Viel weiter verbreitet als die Erinnerung und das Reenactment von Hexenkulten ist aber die mit der Emphase des Sakralen vorgetragene Selbstbezeichnung von Frauen, die sich die Hexe arrogieren. Wir kennen sie alle, die Winkel des Internet sind voll davon. Wohlig spielt man dort mit dem Scheiterhaufen, der einen selbst den Nimbus der Verfolgten, Geheimnisvollen, sich aus eigener Kraft sich selbst befreienden Persönlichkeit gibt. Fehlgeleiteter Feminismus scheint in Querdenkerzeiten nur schwer ohne die Berufung auf Dämonisches, auf den Kult, auf das Ursprüngliche auskommen zu können. Während man gehemmt ist, die gesellschaftlichen Misstände zu kritisieren, ist man umso enthemmter im Glauben an die Magie. Usurpieren muss man deshalb auch die der Wicca entnommenen oder dem Brauchtum losgeeisten, wenn auch nur vermuteten magischen Macht. Denn was noch nicht ist, kann wohl noch werden. Dabei kommt beim eigenen Publikum die Konnotation mit Kräutern („Kräuterhexen“) an, ebenso der Hinweis auf Magie („Ausbildung zur Hexe“), der angestrebte Lifestyle (Hexenkleidung und Hexenausstattung) und die Vereinigung mit der „bösen“ oder „guten“ Natur. Weiberkram möchte man abfällig sagen, wäre man nicht gehalten, politisch korrekt auszusprechen, was man inkorrekterweise trotzdem denkt.

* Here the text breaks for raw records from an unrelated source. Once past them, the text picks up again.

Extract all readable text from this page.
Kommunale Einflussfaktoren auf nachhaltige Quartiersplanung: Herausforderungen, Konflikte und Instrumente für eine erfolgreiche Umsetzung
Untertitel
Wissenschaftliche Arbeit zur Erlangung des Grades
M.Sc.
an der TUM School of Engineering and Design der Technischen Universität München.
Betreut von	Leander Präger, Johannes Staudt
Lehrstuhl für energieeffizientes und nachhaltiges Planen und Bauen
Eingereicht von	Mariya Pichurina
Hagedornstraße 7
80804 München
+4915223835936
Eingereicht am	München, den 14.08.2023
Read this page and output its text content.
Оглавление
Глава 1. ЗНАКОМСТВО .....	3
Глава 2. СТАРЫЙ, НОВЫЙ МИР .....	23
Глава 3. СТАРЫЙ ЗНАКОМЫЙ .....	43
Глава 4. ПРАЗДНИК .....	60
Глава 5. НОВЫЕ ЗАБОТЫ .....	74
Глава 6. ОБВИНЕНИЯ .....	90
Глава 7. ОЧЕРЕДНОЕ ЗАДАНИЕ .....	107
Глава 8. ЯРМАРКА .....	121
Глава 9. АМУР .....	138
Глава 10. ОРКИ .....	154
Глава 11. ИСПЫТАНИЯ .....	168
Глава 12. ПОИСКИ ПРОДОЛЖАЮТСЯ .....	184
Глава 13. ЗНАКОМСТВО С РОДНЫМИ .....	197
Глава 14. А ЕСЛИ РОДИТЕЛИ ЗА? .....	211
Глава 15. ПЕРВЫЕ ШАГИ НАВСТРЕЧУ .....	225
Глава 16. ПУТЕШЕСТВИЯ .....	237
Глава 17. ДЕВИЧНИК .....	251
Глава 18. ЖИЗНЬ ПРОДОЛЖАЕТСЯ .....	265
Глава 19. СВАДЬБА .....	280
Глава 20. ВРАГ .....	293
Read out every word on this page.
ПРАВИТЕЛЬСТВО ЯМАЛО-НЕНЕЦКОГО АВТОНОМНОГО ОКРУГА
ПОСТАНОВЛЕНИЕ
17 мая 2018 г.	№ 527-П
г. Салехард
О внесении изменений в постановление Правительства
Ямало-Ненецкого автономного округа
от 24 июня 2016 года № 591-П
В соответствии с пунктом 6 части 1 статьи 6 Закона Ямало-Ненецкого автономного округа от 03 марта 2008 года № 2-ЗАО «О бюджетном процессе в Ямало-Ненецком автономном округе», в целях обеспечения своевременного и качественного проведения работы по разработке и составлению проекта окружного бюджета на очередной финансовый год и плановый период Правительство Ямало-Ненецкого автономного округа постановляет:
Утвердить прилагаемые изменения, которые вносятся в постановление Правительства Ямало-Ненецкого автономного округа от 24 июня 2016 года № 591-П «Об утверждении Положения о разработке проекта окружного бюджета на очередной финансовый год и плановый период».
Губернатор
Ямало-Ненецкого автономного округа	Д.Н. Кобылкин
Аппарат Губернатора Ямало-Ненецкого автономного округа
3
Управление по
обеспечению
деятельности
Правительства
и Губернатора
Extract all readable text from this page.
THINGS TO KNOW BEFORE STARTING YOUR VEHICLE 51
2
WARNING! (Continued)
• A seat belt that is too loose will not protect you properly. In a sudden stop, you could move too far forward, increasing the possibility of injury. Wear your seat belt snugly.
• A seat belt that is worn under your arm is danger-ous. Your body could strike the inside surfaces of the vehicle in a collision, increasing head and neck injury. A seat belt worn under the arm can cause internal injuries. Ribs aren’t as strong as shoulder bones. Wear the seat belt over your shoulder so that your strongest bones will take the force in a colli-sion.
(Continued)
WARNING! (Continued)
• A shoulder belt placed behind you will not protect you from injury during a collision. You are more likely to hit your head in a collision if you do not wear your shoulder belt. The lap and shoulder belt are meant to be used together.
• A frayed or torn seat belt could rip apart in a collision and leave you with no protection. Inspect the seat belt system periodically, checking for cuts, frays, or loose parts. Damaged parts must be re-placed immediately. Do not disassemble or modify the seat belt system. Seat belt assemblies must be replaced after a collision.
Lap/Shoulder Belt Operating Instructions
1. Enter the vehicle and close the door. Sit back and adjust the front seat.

Auch in den so beliebten Fantasy-Produktionen der Film- und Gamingindustrie tummeln sich die Hexen (und sogar The Witcher) zuhauf: aber diese Serien und Stand – Alone- Produktionen zu beschreiben, dafür ist hier wahrlich Ort und Zeit zu schade. Irgendwann wächst man als Jugendlicher auch aus den magischen Schuhen heraus, so wie die Crew der Harry Potter Filme aus ihren Rollen. Und selbst das moderne und vom kapitalistischen Verwertungszwang in die Mitte unserer Gesellschaft hineingetriebene Halloween kennt Hexen in phantasievoller Verkleidung. Doch auch dieses besitzt kaum den Wert, um hier genauer beschrieben zu werden. Süsses oder Saures ist wohl auch nicht viel mehr als ein modernes Märchen für dumme KonsumentInnen und deren tyrannischen Kinder.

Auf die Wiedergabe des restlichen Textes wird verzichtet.